No dia 09 deste mês, Diego recebeu um grande presente, talvez o maior deles depois do seu nascimento. Ele recebeu alta do hospital onde estava internado, em Brasília. Mais magro quinze quilos. Ainda com dificuldade para falar e com dificuldades para caminhar. Afinal, o jornalista teve 80% dos pulmões comprometidos e mais de 15 dias na UTI, grande parte desse tempo, entubado.

É um novo nascimento. Um novo aprendizado. E Diego está em processo de reaprender a andar, a falar, inclusive a comer. Será necessário passar por fisioterapia e fonoaudiologia. Mas isso é o de menos para quem passou pela UTI com estado grave de Covid. A fraqueza ainda bate forte no corpo. Os efeitos dos sedativos parecem ainda não ter passado e fazem efeito no corpo.

Quanto ao futuro, já pensava em falar com o senador Alexandre Giordano (PSL-SP). Giordano era suplente de Major Olímpio no Senado. Ele tomou posse no Senado no dia 31 de março.

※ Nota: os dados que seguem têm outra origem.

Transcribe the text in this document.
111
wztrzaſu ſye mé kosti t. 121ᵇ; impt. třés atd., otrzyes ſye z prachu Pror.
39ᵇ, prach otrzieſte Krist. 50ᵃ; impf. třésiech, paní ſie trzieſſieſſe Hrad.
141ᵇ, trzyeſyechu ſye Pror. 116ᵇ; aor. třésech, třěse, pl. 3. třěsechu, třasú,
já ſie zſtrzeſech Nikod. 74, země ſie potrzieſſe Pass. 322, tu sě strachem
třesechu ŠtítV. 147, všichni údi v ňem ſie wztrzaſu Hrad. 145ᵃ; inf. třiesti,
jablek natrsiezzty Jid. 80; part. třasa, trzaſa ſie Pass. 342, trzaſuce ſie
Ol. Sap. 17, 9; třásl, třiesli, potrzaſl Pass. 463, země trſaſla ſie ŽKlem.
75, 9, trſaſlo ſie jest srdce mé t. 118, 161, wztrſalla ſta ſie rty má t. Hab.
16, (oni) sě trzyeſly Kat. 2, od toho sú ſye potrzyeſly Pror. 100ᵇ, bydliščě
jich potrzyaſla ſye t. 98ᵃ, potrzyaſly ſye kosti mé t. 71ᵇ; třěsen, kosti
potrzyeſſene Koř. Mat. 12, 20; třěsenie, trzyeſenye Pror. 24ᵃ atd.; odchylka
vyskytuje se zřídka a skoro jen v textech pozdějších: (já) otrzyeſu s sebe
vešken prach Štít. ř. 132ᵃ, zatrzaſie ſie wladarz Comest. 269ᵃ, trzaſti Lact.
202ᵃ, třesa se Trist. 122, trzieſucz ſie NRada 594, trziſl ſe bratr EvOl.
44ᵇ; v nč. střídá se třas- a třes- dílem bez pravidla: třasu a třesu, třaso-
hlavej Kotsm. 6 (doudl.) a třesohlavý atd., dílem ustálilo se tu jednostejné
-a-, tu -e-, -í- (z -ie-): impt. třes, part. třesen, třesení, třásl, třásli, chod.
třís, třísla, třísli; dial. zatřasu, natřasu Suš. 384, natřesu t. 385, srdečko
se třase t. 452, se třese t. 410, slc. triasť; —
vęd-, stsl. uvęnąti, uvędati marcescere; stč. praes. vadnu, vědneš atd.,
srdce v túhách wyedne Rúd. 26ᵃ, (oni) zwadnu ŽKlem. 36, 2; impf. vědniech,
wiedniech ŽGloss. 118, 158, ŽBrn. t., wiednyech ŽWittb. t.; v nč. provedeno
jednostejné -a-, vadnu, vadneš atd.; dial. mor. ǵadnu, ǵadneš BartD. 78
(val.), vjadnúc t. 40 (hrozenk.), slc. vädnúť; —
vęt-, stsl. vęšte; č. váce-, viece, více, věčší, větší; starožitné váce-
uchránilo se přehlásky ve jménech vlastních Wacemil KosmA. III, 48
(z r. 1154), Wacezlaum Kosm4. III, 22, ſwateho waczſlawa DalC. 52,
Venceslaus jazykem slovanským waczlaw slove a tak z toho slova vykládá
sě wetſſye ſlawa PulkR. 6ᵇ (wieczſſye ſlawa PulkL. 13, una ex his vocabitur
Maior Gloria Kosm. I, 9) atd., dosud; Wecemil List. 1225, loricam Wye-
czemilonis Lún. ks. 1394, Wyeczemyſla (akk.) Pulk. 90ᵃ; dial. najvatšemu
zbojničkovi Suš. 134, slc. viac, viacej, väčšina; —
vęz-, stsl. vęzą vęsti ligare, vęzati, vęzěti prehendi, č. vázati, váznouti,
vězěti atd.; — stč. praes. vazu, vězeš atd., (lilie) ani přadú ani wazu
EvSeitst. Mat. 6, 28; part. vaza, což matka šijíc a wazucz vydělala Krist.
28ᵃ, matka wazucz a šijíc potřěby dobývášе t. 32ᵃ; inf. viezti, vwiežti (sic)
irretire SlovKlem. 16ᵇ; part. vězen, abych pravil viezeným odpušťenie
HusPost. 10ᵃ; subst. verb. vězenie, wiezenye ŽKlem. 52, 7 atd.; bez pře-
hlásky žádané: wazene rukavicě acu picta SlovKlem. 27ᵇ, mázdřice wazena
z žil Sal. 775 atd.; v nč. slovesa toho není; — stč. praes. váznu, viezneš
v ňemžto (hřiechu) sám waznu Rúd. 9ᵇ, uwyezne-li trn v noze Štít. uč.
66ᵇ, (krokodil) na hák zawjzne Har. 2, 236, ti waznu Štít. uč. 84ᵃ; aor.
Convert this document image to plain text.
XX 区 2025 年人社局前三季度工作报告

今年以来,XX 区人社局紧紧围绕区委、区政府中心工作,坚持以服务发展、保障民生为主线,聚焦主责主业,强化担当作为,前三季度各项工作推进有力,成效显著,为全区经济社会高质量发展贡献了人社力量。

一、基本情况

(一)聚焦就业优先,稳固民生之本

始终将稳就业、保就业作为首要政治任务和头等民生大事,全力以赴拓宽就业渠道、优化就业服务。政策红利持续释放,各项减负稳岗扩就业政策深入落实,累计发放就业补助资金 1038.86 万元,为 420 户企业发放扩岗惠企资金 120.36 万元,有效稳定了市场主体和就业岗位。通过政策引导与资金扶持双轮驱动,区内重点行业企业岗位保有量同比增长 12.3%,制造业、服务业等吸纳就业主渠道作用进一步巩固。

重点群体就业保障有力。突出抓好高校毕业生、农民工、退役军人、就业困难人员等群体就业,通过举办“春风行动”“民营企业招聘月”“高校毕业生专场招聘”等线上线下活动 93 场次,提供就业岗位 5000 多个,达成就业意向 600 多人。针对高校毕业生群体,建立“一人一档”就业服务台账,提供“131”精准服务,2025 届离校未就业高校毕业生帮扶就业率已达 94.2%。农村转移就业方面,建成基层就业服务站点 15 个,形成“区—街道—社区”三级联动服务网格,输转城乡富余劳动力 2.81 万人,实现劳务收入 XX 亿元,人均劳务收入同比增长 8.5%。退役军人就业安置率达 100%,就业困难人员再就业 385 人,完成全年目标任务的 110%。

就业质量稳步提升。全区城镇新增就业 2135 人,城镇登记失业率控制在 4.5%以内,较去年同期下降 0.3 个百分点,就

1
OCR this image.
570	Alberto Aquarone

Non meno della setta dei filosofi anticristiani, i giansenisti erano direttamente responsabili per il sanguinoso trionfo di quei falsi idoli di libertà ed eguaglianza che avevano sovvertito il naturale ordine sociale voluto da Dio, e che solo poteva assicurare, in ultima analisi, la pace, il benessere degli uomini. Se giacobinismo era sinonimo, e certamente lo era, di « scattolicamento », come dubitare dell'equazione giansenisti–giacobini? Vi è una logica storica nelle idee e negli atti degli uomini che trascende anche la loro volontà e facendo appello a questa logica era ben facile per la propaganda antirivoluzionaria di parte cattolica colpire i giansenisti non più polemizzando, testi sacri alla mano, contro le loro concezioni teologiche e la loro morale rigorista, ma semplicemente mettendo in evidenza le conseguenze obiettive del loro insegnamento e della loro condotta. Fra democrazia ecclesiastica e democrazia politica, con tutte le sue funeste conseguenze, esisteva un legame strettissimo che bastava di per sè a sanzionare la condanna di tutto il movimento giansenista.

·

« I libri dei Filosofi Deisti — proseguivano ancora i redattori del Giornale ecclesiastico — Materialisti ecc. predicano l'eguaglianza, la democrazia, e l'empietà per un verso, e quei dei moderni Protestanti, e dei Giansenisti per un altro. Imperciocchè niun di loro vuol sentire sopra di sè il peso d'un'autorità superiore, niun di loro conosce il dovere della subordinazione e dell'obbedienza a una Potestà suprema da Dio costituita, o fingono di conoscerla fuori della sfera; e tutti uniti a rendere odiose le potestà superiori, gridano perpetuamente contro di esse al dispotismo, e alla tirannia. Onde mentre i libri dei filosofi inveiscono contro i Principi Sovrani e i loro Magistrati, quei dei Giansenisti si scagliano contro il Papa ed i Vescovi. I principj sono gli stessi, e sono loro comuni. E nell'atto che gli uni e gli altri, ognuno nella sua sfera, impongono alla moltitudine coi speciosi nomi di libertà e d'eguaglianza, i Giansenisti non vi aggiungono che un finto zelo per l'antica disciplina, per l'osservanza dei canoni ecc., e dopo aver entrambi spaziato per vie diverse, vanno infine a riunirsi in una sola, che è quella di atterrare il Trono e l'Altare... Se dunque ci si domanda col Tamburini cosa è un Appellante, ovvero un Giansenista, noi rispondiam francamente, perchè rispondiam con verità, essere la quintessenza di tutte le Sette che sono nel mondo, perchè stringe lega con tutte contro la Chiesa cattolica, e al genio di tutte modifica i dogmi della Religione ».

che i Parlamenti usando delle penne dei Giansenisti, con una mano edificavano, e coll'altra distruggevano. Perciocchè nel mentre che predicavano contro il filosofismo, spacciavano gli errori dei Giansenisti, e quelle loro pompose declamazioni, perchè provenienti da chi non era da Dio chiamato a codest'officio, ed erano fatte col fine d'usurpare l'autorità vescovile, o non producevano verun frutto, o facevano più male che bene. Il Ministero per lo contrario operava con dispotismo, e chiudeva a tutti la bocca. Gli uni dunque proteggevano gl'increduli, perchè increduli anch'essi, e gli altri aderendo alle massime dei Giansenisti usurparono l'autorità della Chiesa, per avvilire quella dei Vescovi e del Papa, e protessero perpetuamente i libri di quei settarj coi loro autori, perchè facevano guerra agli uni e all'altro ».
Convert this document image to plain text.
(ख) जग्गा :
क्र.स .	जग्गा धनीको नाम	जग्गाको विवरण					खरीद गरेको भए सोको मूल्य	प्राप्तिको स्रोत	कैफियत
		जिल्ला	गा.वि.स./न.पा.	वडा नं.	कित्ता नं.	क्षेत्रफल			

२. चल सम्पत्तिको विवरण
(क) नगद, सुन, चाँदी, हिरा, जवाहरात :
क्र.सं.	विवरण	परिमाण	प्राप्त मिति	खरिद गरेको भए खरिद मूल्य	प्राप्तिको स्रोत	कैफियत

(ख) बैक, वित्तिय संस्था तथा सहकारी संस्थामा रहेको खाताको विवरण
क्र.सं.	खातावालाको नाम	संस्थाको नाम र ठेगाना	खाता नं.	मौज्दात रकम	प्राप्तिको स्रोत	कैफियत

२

Diego pretende pedir a ele uma recolocação no gabinete, retomar as atividades, e seguir a vida.

Na manhã de sexta-feira, 19, ao deixar o hospital, usava uma camisa com uma foto onde estavam estampadas as fotos dele e do Major Olímpio, e onde se podia ler os dizeres: Obrigado por tudo, Major Olímpio.

Antes de entrar no carro, olhou para trás. Dentro daquelas paredes haviam sido vividos os piores dias de sua vida. Muitas dores físicas e também tristezas. Mas sentia que agora tudo ficaria bem. E que um horizonte de esperanças e um novo recomeço estava a sua espera. Bola pra frente.